Sunday, June 3, 2007

Peggy Noonan - Where's All the Love Gone?

Peggy Noonan ripped into BushCo and Dubya big time on the Wall Street Journal's Opinion Journal recently. I was really shocked as the WSJOJ has consistently fellated BushCo for the last six years (oops, that's a bud pun - the kind that might get a guy impeached). She wrote June 1, 2007:


What political conservatives and on-the-ground Republicans must understand at this point is that they are not breaking with the White House on immigration. They are not resisting, fighting and thereby setting down a historical marker--"At this point the break became final." That's not what's happening. What conservatives and Republicans must recognize is that the White House has broken with them. ...

For almost three years, arguably longer, conservative Bush supporters have felt like sufferers of battered wife syndrome. You don't like endless gushing spending, the kind that assumes a high and unstoppable affluence will always exist, and the tax receipts will always flow in? Too bad! You don't like expanding governmental authority and power? Too bad. You think the war was wrong or is wrong? Too bad.

But on immigration it has changed from "Too bad" to "You're bad."


Wow, them's some harsh words. Let's play the way back machine to see what Peggy's been saying over the years. January 31, 2002:


In the old days elite opinion held that Mr. Bush was a scripted trust-fund dullard whose rise was greased by luck and birth. Those were the days. Those of us who stood with Mr. Bush then were a small and hardy band of criticized contrarians. It was fun. We had secret handshakes and everything. Now everyone's in on the act. ...

[T]hose who once dismissed Mr. Bush and now praise him are demonstrating an honesty and high mindedness that is wonderful to behold after the sapping, sour 1990s. It really is refreshing--literally refreshing--to have a president people admire and can follow cleanly again.


January 30, 2003 (Commenting on the SOTU):


Mr. Bush seems uniquely resolved to be as courageous as the times require and as helpful as they allow. There is a profound authenticity to him, and a fearlessness too.

A steady hand on the helm in high seas, a knowledge of where we must go and why, a resolve to achieve safe harbor. More and more this presidency is feeling like a gift.


November 4, 2004 (Commenting on Dubya's re-election; I would have substituted
'millionaires' for 'than a million', but what the heck):


The leaders of the Bush effort see it this way: A ragtag band of more than a million Republican volunteers who fought like Washington's troops at Valley Forge beat the paid Hessians of King George III's army. Savor.


By 2006, the strains had become more obvious February 2, 2006:


The president's State of the Union Address will be little noted and not long remembered. There was a sense that he was talking at, not to, the country. ... [The speech wasn't] precisely a pudding without a theme, but a thin porridge.

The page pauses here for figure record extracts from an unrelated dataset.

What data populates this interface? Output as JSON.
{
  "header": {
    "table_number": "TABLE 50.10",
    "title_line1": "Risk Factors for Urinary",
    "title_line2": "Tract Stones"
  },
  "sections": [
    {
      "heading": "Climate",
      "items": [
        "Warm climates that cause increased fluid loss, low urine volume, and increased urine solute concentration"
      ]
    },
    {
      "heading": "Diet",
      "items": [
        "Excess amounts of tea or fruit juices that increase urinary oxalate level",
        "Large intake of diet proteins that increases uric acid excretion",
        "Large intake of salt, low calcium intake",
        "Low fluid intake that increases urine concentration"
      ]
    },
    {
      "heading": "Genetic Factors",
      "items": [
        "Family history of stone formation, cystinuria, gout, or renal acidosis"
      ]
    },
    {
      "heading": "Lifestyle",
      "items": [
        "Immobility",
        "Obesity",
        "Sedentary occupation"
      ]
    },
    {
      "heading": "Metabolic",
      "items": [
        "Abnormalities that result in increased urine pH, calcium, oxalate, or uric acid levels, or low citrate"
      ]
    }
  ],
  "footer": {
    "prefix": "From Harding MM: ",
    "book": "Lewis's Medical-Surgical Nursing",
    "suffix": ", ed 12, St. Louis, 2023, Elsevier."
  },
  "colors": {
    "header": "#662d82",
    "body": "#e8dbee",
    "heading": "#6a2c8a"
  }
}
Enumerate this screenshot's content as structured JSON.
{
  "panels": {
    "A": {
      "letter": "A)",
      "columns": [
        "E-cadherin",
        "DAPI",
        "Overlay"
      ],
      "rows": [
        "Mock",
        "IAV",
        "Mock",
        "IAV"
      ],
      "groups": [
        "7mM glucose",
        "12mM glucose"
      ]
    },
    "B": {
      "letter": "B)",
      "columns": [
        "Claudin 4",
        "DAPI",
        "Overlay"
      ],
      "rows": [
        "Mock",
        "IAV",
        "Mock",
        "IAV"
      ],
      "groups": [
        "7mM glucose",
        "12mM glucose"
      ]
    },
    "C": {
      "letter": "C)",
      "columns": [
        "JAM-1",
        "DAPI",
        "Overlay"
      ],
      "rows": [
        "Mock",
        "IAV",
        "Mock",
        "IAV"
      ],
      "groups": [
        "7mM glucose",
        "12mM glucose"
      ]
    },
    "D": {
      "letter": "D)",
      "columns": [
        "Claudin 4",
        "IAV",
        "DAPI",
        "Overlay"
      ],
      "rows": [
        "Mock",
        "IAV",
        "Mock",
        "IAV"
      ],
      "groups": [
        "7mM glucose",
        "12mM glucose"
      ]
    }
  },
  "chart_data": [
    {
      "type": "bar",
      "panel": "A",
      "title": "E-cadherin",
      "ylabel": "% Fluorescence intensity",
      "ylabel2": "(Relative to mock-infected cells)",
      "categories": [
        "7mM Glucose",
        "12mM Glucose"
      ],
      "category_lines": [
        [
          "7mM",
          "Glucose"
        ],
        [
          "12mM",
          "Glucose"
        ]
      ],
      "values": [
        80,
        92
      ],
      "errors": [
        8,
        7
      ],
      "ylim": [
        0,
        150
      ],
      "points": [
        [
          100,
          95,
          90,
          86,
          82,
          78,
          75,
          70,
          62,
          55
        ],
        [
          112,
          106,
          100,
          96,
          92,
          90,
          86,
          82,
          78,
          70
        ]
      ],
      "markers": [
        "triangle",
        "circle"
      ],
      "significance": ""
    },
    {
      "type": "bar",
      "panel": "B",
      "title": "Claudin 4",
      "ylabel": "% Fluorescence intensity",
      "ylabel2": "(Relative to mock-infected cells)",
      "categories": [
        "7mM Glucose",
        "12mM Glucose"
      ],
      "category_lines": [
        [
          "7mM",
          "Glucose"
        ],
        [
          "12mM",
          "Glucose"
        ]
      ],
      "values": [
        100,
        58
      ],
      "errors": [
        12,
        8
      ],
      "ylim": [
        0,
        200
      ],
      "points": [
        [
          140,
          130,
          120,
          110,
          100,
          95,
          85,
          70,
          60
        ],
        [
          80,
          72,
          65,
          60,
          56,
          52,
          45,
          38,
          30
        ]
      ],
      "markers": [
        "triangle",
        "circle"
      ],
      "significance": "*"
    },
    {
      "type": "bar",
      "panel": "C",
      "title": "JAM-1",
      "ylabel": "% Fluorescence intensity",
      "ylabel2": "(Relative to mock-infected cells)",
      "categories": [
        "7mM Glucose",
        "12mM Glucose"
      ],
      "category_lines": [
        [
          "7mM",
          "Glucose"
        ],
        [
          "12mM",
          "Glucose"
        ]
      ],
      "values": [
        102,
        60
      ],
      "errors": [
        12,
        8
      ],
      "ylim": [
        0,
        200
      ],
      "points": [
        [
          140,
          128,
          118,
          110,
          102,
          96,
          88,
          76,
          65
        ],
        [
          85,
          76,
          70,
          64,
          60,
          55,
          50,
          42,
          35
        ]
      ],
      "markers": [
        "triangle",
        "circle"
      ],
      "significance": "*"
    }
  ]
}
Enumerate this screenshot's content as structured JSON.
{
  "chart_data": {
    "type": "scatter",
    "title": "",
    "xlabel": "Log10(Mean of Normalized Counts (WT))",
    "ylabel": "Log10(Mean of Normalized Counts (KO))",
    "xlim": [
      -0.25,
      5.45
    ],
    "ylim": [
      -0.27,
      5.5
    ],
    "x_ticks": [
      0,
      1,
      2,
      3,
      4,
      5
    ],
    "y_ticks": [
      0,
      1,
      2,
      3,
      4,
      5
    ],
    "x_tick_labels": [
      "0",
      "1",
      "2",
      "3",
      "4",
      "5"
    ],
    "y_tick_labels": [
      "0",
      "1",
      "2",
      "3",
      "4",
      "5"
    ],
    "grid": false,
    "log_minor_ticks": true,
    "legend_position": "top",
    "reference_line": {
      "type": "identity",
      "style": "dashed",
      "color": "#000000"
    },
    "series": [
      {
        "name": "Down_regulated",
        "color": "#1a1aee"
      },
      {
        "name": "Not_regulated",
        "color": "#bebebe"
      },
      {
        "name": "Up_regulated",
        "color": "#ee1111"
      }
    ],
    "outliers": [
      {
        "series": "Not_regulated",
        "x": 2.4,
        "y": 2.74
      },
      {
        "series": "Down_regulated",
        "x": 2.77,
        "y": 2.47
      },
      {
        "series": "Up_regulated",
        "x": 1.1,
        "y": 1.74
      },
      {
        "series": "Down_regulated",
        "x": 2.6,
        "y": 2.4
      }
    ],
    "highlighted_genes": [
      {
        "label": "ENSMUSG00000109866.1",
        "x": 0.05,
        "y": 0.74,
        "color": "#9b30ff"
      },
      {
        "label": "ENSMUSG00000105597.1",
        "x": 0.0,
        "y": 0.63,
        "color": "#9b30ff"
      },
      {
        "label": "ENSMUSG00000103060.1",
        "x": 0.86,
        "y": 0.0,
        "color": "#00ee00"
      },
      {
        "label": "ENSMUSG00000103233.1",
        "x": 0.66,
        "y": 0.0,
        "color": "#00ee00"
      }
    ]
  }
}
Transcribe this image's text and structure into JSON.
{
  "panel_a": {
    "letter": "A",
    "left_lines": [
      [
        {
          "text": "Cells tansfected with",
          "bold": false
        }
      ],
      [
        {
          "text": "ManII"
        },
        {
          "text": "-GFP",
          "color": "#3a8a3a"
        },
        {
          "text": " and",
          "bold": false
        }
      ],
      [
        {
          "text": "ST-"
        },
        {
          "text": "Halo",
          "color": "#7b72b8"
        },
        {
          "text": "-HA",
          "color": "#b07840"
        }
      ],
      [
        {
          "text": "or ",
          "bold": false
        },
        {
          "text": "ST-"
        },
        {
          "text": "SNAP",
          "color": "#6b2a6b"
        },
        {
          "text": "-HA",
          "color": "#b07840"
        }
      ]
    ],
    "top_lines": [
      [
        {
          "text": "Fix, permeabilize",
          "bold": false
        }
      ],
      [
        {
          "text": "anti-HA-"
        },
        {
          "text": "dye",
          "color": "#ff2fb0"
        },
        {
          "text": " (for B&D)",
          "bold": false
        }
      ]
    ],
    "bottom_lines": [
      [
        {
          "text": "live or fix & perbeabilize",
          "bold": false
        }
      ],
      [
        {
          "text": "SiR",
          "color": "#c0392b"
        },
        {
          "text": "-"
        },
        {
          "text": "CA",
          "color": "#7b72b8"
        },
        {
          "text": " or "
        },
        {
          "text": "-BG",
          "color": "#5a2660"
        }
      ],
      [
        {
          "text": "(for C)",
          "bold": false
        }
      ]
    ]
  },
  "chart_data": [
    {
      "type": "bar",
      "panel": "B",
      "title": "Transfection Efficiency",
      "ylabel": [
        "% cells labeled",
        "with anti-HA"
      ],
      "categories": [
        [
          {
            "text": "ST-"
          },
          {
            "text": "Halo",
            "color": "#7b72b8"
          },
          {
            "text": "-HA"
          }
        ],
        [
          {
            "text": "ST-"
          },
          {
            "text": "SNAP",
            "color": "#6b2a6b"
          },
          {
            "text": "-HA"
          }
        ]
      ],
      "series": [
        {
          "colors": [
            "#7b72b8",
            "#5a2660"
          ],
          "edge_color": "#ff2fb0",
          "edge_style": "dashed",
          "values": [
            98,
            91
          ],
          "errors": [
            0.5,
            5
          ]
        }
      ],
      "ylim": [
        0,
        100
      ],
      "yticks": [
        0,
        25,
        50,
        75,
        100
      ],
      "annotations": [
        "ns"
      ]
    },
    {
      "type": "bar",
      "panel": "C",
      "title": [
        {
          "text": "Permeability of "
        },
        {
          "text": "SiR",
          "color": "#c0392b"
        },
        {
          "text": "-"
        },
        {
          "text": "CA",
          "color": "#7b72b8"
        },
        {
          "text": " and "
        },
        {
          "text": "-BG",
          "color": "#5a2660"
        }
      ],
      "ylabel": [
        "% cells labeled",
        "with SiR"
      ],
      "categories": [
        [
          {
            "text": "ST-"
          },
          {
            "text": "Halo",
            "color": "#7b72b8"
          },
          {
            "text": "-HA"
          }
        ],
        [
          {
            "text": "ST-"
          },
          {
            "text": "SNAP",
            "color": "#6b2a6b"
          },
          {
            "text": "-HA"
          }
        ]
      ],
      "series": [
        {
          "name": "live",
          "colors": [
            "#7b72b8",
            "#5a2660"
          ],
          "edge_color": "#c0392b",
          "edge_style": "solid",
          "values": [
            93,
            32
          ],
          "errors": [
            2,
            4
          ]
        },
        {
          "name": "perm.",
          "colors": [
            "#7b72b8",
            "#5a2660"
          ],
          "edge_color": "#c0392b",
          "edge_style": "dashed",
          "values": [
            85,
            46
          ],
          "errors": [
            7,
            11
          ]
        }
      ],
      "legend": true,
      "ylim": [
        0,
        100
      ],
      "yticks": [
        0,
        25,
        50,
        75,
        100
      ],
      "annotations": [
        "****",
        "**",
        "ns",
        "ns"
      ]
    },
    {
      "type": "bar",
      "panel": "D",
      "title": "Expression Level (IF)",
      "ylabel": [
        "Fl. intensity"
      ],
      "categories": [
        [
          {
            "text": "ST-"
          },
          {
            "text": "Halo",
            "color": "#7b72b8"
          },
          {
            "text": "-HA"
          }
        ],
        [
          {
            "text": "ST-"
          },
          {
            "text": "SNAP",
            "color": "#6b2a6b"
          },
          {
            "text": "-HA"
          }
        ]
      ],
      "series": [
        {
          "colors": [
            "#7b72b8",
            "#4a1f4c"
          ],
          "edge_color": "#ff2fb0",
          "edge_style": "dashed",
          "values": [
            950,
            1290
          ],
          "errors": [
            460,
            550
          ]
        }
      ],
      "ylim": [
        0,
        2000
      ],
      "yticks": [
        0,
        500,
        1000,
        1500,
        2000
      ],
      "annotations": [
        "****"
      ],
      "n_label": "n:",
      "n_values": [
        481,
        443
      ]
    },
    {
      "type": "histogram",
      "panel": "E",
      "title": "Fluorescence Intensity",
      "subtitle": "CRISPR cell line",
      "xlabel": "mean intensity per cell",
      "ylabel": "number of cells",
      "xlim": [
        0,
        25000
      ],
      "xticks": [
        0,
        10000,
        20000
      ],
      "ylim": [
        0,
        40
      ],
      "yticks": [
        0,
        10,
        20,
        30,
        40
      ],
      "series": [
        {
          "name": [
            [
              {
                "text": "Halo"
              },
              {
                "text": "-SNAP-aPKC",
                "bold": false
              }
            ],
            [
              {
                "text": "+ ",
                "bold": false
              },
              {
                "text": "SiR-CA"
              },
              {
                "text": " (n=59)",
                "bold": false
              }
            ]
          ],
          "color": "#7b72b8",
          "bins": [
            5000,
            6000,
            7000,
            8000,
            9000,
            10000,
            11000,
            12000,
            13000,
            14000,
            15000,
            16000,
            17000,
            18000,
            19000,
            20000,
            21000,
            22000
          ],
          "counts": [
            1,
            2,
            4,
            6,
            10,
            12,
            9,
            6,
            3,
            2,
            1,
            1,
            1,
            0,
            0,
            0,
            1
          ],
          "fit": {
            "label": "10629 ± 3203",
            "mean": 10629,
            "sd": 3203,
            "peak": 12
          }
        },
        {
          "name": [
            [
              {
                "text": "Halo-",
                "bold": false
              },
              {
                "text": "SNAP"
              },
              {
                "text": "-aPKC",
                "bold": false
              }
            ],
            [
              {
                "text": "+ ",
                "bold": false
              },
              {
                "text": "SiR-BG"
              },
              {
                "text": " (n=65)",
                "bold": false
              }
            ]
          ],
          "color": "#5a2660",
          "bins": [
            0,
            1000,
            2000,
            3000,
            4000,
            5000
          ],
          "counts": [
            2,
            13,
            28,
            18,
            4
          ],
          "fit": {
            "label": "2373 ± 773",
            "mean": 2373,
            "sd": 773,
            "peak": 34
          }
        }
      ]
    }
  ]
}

You can see the wheels start to come off in the Spring of last year May 18, 2006:


I continue to believe the administration's problem is not that the base lately doesn't like it, but that the White House has decided it actually doesn't like the base. That's a worse problem. It's hard to fire a base. Hard to get a new one.


Thus, we see the full evolution of Peggy Noonan's views. By the way, don't cry for her; she's gone back to fellating the corpse of the Gipper. But I would ask her, Peggy, how could you be so fucking wrong?

5 comments:

Suzie-Q (S-Q) said...

It's hard to fire a base. Hard to get a new one.
----------------
Bush sure had a great base to begin with but he has screwed up everything so badly.. domestically and internationally. Oh well, he already did the damage and he could care less.

PoliShifter said...

Well now, as soon as Ruppert Murdoch takes over the WSJ we won't have anymore tantramic outbursts from the likes of Peggy Noonan now will we....

Real_PHV_Mentarch said...

Gleen Greenwald as usual nails it: this is all about the right-wing fraudulently trying to distance themselves from Bush.

Problme is the MSM is bying into it ...

Ron said...

The Glenn Greenwald article is a true must-read. Thanks for the link.

TomCat said...

Immigration could be a real thorn in Bush's side. His base hates the idea of anything that might make the US less caucasian.